The promoter region of miR-17-92 cluster containing rs9588884 C and rs982873 T was synthesized by PCR (from -1245 to +77 bp) using high fidelity Taq and the following primers: 5’-TCTGGTACCTTGCACTCCTGGGATGAAAT-3’ (forward) and 5’- CTAGAGCTCCTTTGTCACTATGACAGGAGCA -3’ (reverse). After digestion with Kpn I and Sac I, the DNA fragment was inserted into pGL3 vector (Promega, Madison, WI). Mutation constructs of rs9588884 G and rs982873 C were created by using a QuickChange Site-Directed Mutagenesis kit (Stratagene, La Jolla, CA). The insert sequences were verified by DNA sequencing.

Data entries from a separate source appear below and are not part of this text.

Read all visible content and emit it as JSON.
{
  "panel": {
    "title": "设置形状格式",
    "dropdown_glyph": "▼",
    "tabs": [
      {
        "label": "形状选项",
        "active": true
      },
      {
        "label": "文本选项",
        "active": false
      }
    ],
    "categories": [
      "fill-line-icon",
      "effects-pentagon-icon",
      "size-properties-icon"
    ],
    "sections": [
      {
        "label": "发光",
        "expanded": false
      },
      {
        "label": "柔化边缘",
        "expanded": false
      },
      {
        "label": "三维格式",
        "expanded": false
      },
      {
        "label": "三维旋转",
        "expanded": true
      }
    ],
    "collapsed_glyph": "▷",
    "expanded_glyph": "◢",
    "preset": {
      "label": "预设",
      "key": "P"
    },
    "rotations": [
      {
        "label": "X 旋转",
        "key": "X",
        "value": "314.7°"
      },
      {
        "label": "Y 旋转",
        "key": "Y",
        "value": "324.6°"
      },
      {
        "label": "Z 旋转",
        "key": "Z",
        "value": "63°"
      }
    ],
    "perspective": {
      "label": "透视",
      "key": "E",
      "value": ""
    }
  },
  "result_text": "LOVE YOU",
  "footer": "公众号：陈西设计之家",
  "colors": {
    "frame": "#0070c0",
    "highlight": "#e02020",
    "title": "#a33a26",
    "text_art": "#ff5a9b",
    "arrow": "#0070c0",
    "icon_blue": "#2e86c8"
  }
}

HCT116, A549 and HepG2 cells were derived from a stock maintained in our laboratory. The cells were routinely cultured in Dulbecco’s modified Eagle’s medium supplemented with 10% fetal bovine serum and 1% penicillin/streptomycin. The cells were seeded in 24-well plates (1 × 105/well) for 24h, then transfected with 2 μg wild type and mutant type plasmids using X-treme GENE HP reagent (Roche, Indianapolis, IN). Renilla luciferase reporter vector was used as an internal control to normalize the promoter activity. Firefly and renilla luciferase activities were measured consecutively by using the dual-luciferase assay system (Promega) 48h after transfection. Relative luciferase activity was calculated as the ratio of firefly to renilla activity.

Statistical analysis

Statistical analysis was performed using SPSS statistics program (v.19.0; SPSS Inc., Chicago, IL). Mean (± standard deviation) of continuous data and frequencies of categorical data were calculated. A free software based on chi-square test was used to measure Hardy-Weinberg equilibrium (HWE). The associations between the 3 SNPs (i.e., rs9588884, rs982873 and rs1813389) in the promoter of miR-17-92 cluster and CRC risk were assessed by computing odds ratio (OR) and respective 95% confidence interval (CI). The heterozygous comparison, homozygote comparison, dominant model and recessive model were analyzed by unconditional logistic regression. OR was adjusted by age and gender. Linkage disequilibrium (LD), coefficient (D’ and r2) for haplotypes and the distributions were performed using SHEsis software [48]. According to Bonferroni correction, statistical significance for each genotype comparison was set at P < 0.025. In haplotype analysis, Bonferroni-corrected α-level of 0.005 (0.05/15) was considered statistically significant. Relative ludiferase activity between two constructs was examined using Student’s t test. Relative expression of miR-17-92 and the relationship with SNPs were evaluated using Mann–Whitney U test.

CONFLICTS OF INTEREST

None of the authors has any potential financial conflicts of interest related to this manuscript.

FUNDING

This work was supported by the National Natural Science Foundation of China (no. 81302149), the Science & Technology Pillar Program of Sichuan Province (no. 2016SZ0013), and the Ph.D. Programs Foundation of Ministry of Education of China (no. 20130181120011).